Local dev actually feels good. Spinning up
dagster dev
and running isolated asset tests gave me the confidence to move fast without wrecking production. It made experimentation safe and productive - both for me and my team.It plays nicely with real tools. Whether it was dlthub for ingestion, DuckDB for local storage, or SageMaker + W&B for model retraining and monitoring, Dagster didn’t get in the way. It orchestrated. Cleanly.

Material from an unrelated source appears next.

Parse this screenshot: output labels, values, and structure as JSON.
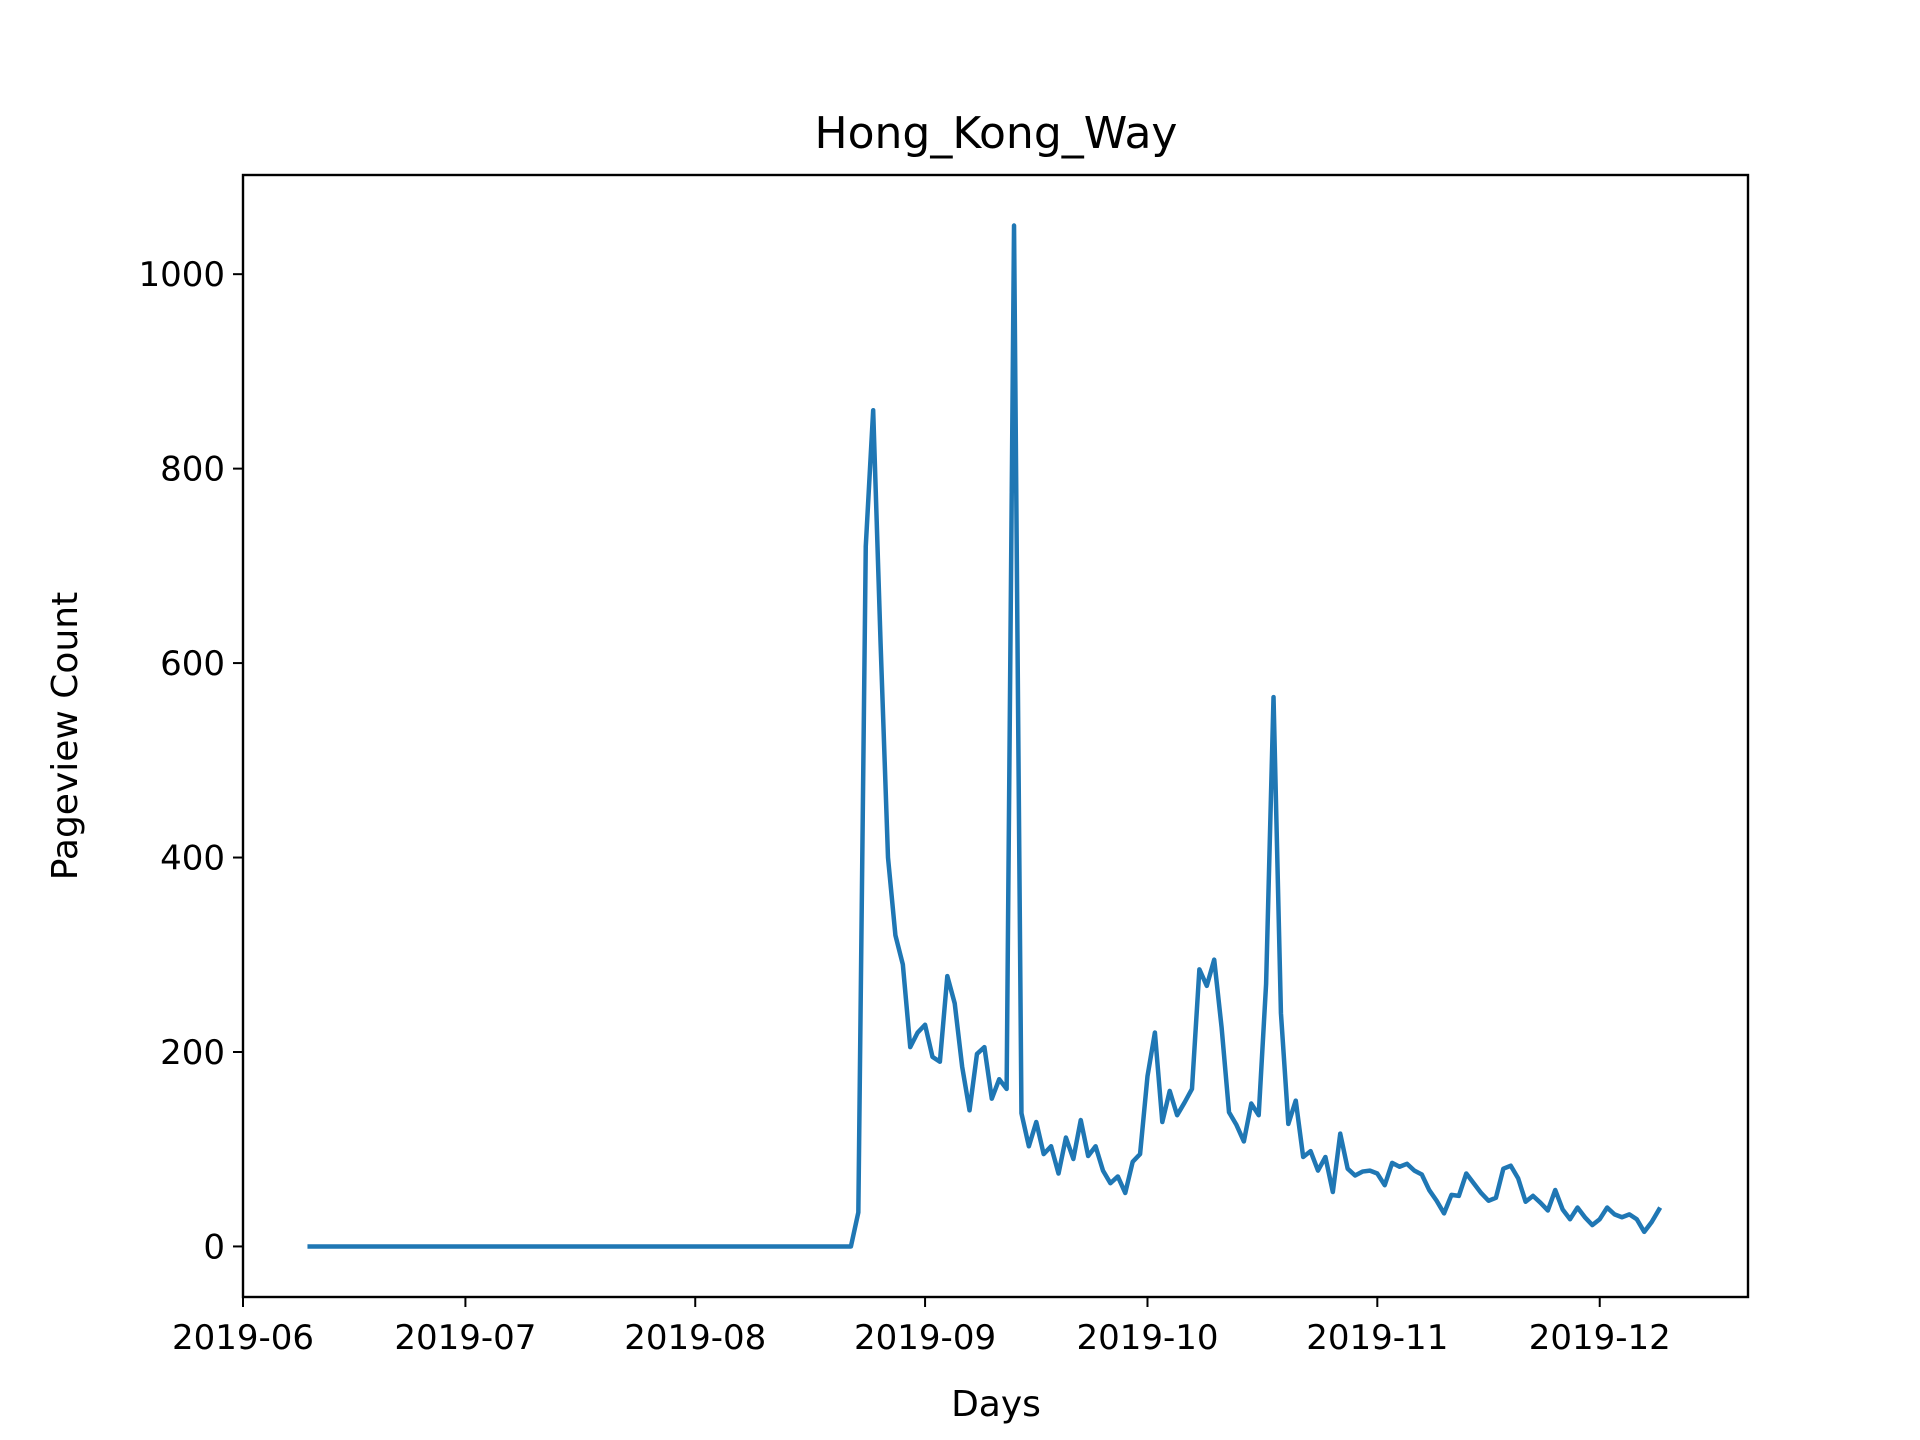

I wasn’t just building workflows - I was thinking in data assets, lineage, and clean dependencies. And that shift stuck with me.
From Fake Gods to Real Models
What started as a lore-syncing side project turned out to be the perfect training ground for production MLOps. Dagster helped me wrangle timelines of fictional prophets, then helped me structure pipelines for real-world machine learning. The tooling didn’t change - just the stakes.
That’s the thing about side projects: you never know which ones will accidentally teach you everything you need. For me, building pipelines for a fantasy world gave me the confidence, intuition, and practical skills to architect real ones from scratch.
Whether it’s syncing fake deities or retraining a model that drives real decisions, it turns out the same principles apply: build cleanly, define your assets, and keep your lineage clear.
If you've ever built something absurd that quietly taught you real-world skills - I’d love to hear about it. Bonus points if it involves cats, fictional timelines, or a petty refusal to use Jupyter notebooks in prod.